NIH investigation The US National Institutes of Health (NIH) is investigating about half a dozen institutions with agency-funded researchers who might have failed to disclose monetary support from foreign governments. NIH director Francis Collins spoke about the investigation during a 23 August hearing before a US Senate committee. Earlier that week, the agency sent a letter warning NIH-funded institutions about attempts by foreign governments to influence US research, or to steal intellectual property and other confidential information. The NIH has also set up an advisory panel that will establish methods for accurately reporting all sources of research funding and mitigating security risks to intellectual property. Collins further encouraged institutions to meet with the US Federal Bureau of Investigation about these issues as they pertain to biomedical research.


The number of endangered species for which the US government has no recovery plans has grown steadily over the past decade, according to an analysis this month (J. W. Malcom & Y.-W. Li Conserv. Biol.; 2018). The plans, which are mandated under the Endangered Species Act, detail the threats against a species as well as the ‘nuts and bolts’ strategies that will help the species to recover.

Researchers used publicly available data from the US Fish and Wildlife Service and the National Marine Fisheries Service, the agencies tasked with developing recovery plans, to work out how many species lacked such safeguards and how that has changed since 1978. They found that of 1,548 eligible species, 24.5% were without a plan.

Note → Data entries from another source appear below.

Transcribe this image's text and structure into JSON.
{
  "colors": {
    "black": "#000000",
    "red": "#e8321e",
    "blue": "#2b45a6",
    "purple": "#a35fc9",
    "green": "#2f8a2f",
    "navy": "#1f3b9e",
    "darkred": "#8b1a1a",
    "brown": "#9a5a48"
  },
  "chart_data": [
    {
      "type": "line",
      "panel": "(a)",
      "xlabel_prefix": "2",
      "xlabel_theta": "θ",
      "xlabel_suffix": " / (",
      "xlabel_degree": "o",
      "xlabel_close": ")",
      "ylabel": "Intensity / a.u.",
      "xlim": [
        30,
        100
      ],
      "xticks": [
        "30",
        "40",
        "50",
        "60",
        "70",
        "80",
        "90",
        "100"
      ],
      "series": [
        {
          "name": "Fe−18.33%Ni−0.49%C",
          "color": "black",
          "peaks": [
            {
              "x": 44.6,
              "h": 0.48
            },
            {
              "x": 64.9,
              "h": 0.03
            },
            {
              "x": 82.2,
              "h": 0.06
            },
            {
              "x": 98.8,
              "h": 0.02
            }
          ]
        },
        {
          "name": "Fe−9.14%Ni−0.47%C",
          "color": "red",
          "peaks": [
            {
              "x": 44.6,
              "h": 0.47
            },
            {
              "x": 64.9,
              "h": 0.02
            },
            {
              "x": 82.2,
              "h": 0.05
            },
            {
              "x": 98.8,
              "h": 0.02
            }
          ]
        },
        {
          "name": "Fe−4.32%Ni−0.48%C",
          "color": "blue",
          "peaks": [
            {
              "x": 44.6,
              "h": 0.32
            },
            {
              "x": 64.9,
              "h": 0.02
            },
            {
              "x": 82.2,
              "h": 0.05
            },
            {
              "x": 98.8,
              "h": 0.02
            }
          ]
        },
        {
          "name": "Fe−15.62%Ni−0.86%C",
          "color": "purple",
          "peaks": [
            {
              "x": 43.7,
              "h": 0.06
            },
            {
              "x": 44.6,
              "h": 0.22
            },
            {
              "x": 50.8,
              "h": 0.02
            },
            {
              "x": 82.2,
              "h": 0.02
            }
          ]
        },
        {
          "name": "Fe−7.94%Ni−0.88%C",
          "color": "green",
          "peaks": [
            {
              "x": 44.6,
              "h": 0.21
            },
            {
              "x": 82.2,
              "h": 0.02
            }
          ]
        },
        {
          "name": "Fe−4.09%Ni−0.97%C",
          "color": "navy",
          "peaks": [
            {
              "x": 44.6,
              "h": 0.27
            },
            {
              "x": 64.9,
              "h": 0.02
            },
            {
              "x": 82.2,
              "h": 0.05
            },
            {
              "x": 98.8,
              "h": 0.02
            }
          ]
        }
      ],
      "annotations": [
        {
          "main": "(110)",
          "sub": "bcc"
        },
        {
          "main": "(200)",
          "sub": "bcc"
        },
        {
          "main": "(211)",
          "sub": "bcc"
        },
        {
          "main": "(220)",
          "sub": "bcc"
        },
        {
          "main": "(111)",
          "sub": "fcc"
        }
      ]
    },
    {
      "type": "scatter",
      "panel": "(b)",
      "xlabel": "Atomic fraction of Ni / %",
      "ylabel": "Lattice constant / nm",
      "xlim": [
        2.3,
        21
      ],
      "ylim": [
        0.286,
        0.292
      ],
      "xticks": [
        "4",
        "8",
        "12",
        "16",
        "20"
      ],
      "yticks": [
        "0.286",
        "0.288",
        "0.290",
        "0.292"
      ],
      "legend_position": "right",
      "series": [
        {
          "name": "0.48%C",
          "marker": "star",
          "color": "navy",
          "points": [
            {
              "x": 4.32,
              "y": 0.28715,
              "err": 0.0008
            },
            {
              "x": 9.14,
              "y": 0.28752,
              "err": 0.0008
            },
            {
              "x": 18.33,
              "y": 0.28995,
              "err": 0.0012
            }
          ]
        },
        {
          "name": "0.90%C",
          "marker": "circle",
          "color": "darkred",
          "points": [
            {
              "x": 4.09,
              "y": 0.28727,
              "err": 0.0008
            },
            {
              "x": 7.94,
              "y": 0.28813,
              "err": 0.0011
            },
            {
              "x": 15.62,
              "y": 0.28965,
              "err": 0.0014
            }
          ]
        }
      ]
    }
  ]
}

The analysis also showed that the number of plans has always lagged behind the number of species listed, but that the gap has widened since 2009, when the rate of listings increased.“There isn’t enough funding for the services to close that gap,” says lead author Jacob Malcom, a conservation biologist at Defenders of Wildlife in Washington DC. And without the plans, he says, people may be unwittingly hindering species’ recovery.